CFLsteve made some excellent points about the SAM position, which is absolutely unique to Canadian football and without equivalent in CIS, US college, or NFL.
To his post, I'd just add that CFL defenses have evolved schematically to take away the West Coast offense that Trestman and Hufnagel popularized from 2008 onwards. DCs have figured out that pressure and combo coverages behind the defensive front have a statistically better chance of success. Take away the short game, pressure the QB, and dare him to beat you with low-percentage deep balls down the field.

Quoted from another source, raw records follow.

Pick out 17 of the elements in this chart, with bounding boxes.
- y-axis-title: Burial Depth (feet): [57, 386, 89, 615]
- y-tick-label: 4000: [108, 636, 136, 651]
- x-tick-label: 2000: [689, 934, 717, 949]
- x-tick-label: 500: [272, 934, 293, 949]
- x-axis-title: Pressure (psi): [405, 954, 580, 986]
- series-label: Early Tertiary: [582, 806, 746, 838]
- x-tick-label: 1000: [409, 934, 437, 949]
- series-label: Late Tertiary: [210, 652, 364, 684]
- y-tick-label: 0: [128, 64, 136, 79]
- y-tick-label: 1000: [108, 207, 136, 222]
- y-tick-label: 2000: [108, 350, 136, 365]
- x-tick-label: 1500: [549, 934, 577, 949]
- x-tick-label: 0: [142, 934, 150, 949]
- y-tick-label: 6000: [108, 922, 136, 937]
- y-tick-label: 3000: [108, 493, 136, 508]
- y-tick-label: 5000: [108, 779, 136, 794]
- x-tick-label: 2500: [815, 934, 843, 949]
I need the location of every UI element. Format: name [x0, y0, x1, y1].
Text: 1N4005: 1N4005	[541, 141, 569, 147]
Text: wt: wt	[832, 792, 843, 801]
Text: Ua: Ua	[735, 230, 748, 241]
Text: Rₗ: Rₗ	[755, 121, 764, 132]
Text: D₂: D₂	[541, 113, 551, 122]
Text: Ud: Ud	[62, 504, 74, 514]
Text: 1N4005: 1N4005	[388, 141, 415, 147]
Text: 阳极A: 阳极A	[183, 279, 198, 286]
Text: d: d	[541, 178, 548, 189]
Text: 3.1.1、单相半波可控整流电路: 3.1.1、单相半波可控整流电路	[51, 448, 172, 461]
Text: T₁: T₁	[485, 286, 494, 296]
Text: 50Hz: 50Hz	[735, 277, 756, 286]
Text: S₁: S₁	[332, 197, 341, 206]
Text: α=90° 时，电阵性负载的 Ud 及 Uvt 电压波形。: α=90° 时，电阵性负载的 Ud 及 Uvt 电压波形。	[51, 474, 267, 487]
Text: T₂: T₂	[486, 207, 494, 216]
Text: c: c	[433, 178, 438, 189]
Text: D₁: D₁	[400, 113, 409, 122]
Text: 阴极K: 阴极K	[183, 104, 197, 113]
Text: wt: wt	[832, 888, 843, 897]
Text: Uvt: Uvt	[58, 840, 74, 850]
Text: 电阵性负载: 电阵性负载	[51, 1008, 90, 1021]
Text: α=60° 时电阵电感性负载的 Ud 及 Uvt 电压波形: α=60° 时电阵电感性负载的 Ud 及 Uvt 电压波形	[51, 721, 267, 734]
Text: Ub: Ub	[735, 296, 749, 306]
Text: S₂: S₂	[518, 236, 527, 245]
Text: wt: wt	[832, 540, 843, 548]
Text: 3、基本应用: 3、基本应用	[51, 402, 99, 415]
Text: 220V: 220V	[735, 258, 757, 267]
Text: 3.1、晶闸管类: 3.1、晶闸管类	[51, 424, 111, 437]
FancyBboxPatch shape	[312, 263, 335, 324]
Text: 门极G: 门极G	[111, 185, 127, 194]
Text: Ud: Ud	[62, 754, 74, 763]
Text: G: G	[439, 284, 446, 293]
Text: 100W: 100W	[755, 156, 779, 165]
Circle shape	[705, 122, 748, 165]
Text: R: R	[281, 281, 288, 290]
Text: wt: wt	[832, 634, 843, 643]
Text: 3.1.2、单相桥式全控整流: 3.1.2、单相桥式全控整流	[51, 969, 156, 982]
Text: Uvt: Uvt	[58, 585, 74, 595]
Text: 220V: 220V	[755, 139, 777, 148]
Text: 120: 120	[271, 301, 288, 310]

LaPolice has an excellent column on this very issue: http://www2.tsn.ca/cfl/story/?id=461018
The four main reasons LaPo lists are Canadian ratio-changers, addition of a fourth DI, personnel changes/injury, and evolution of defensive coverage. On the latter topic, he notes:
Defences have had to evolve to handle the offences of today and they have done a great job of it. When I was a coordinator in 2002 and 2003, the coverages you would see were much simpler; a lot of man coverage and forms of Three Deep coverage. Now a days, there are a lot of combination coverages and what is called pattern reading where DBs and LBs run underneath and right to cover the routes that they recognize compared to dropping into designated zones on the field. The defensive coaches in the league are very good and know what they are doing. They deserve a lot of credit for the job they do.
The point about combo coverages is important. Instead of just playing straight man or iterations of 3 deep, defenses are employing a mix of man and zone coverage on a given play, made possible because of the football intelligence of DBs who can pattern-read on the fly. The latter type of player is much harder to beat than a DB who just drops into a particular zone or plays straight man. You have to actively scheme to take him out of the play, and if you do, you expose yourself elsewhere.
My overall point is that everything is cyclical. Defenses have responded to offensive changes over the past seven or eight years. Now the onus is on offenses to catch up. We've already seen versions of the new CFL offense with what SSK is doing with a three-pronged ground attack. The Als were actually forced to adopt a similar playbook in 2012 due to injury and this year, they are slowly incorporating just such an attack with Whitaker, Sutton, and Rogers as the end-around threat comboed with the odd QB draw.
OCs will eventually realize that jumbo sets and a multi-dimensional ground attack are the keys to attacking a pressure defense. Once teams adopt that strategy, defenses will be forced to evolve in their turn.